Nor do their religious assemblies put much stock in the glories of Church. Their churches are local groups of believers, gathered for worship and service, governed by men and women in loose affiliation with like-minded believers. The believer is primary; the assembly is malleable—or if it is not, one simply finds or forms a new assembly more in line with one’s own beliefs.
Hence, while browsing in a Catholic bookstore, The Splendor of the Church caught my eye. Like Fr. James V. Schall’s title, The Order of Things, the title of Fr. Henri de Lubac’s book begs for attention.
More properly, His Eminence Cardinal Henri-Marie de Lubac († 1991), Henri de Lubac loved Christ’s Church for his entire life. He lived in service and fidelity to the Church, even during “the dark years.” Indeed, Méditation sur l’Église (retitled in English, The Splendor of the Church), was written during those years.
What makes this book remarkable? It is because The Splendor of the Church confirms that, long before the Church embraced me; long before the richness of catholic (which is to say, universal) Christianity became evident to me, the glories of the Church had been extolled for 20 centuries. For those of us from less than supportive families, or living in less than sympathetic communities, it is a great joy to be reminded history is on the side of the Church, and other women and men were drawn by the same transcendence.
The Catholic Church is a “standard raised among the nations” … a rallying point for all, “inviting those who as yet have not faith, and assuring her own children that the faith which they profess has the firmest of foundations” … She is the mountain visible from afar, the radiant city, the light set in a candlestick to illuminate the whole house. She is the imperishable building of cedar and cypress, which defies the passage of time in its awe-inspiring massiveness and gives to our ephemeral individualities their measure of confidence. She is the “continual miracle,” always announcing to men the coming of their Savior and manifesting His liberating power in examples without number; the magnificent vaulting under which the saints, like so many stars, sing together of the glory of the Redeemer.¹
When a Catholic wants to expound the claims the Church has on his obedience he feels a certain embarrassment or, rather, a certain melancholy. It is not that her title-deeds are inadequate. But when taken in the dryness of the mere letter, the claims do not do justice to something that is, as far as he is concerned, essential. He can point to the facts of history, develop the arguments that are suitable to the occasion.
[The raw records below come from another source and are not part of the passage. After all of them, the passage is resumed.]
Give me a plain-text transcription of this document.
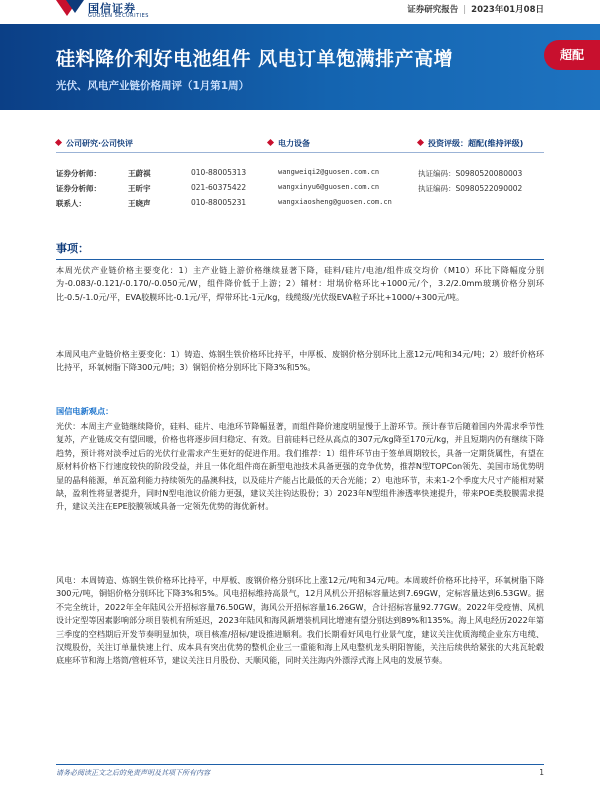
国信证券
GUOSEN SECURITIES
证券研究报告 | 2023年01月08日
硅料降价利好电池组件 风电订单饱满排产高增
光伏、风电产业链价格周评（1月第1周）
超配
公司研究·公司快评	电力设备	投资评级：超配(维持评级)
证券分析师：	王蔚祺	010-88005313	wangweiqi2@guosen.com.cn	执证编码：S0980520080003
证券分析师：	王昕宇	021-60375422	wangxinyu6@guosen.com.cn	执证编码：S0980522090002
联系人：	王晓声	010-88005231	wangxiaosheng@guosen.com.cn
事项：
本周光伏产业链价格主要变化：1）主产业链上游价格继续显著下降，硅料/硅片/电池/组件成交均价（M10）环比下降幅度分别为-0.083/-0.121/-0.170/-0.050元/W，组件降价低于上游；2）辅材：坩埚价格环比+1000元/个，3.2/2.0mm玻璃价格分别环比-0.5/-1.0元/平，EVA胶膜环比-0.1元/平，焊带环比-1元/kg，线缆级/光伏级EVA粒子环比+1000/+300元/吨。
本周风电产业链价格主要变化：1）铸造、炼钢生铁价格环比持平，中厚板、废钢价格分别环比上涨12元/吨和34元/吨；2）玻纤价格环比持平，环氧树脂下降300元/吨；3）铜铝价格分别环比下降3%和5%。
国信电新观点：
光伏：本周主产业链继续降价，硅料、硅片、电池环节降幅显著，而组件降价速度明显慢于上游环节。预计春节后随着国内外需求季节性复苏，产业链成交有望回暖，价格也将逐步回归稳定、有效。目前硅料已经从高点的307元/kg降至170元/kg，并且短期内仍有继续下降趋势，预计将对淡季过后的光伏行业需求产生更好的促进作用。我们推荐：1）组件环节由于签单周期较长，具备一定期货属性，有望在原材料价格下行速度较快的阶段受益，并且一体化组件商在新型电池技术具备更强的竞争优势，推荐N型TOPCon领先、美国市场优势明显的晶科能源，单瓦盈利能力持续领先的晶澳科技，以及硅片产能占比最低的天合光能；2）电池环节，未来1-2个季度大尺寸产能相对紧缺，盈利性将显著提升，同时N型电池议价能力更强，建议关注钧达股份；3）2023年N型组件渗透率快速提升，带来POE类胶膜需求提升，建议关注在EPE胶膜领域具备一定领先优势的海优新材。
风电：本周铸造、炼钢生铁价格环比持平，中厚板、废钢价格分别环比上涨12元/吨和34元/吨。本周玻纤价格环比持平，环氧树脂下降300元/吨，铜铝价格分别环比下降3%和5%。风电招标维持高景气，12月风机公开招标容量达到7.69GW，定标容量达到6.53GW。据不完全统计，2022年全年陆风公开招标容量76.50GW，海风公开招标容量16.26GW，合计招标容量92.77GW。2022年受疫情、风机设计定型等因素影响部分项目装机有所延迟，2023年陆风和海风新增装机同比增速有望分别达到89%和135%。海上风电经历2022年第三季度的空档期后开发节奏明显加快，项目核准/招标/建设推进顺利。我们长期看好风电行业景气度，建议关注优质海缆企业东方电缆、汉缆股份，关注订单量快速上行、成本具有突出优势的整机企业三一重能和海上风电整机龙头明阳智能，关注后续供给紧张的大兆瓦轮毂底座环节和海上塔筒/管桩环节，建议关注日月股份、天顺风能，同时关注海内外漂浮式海上风电的发展节奏。
请务必阅读正文之后的免责声明及其项下所有内容	1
But when he has done all this, all he has done is to establish the fact that we ought to submit, as a matter of justice and our own good; he has not been able to convey the spontaneous leap of his own heart to obedience, nor the joy he feels in his submission.²
Thus, when we say to the Church, in the words which the Apostle used to Christ, Who founded her: “To whom shall we go? Thou hast the words of eternal life,” this is not in virtue of some fatigue of spirit, which seeks to place itself under an authority to escape the effort of thought and the labor of living; rather it is, as Newman put it, in virtue of a sense of coming to rest in the Catholic plenitude.³
And that, by God’s grace, is Christianity Richly!
¹ Henri de Lubac, The Splendor of the Church (San Francisco: Ignatius Press, 1999), p. 46.
² Pages 265-266.
³ Page 271.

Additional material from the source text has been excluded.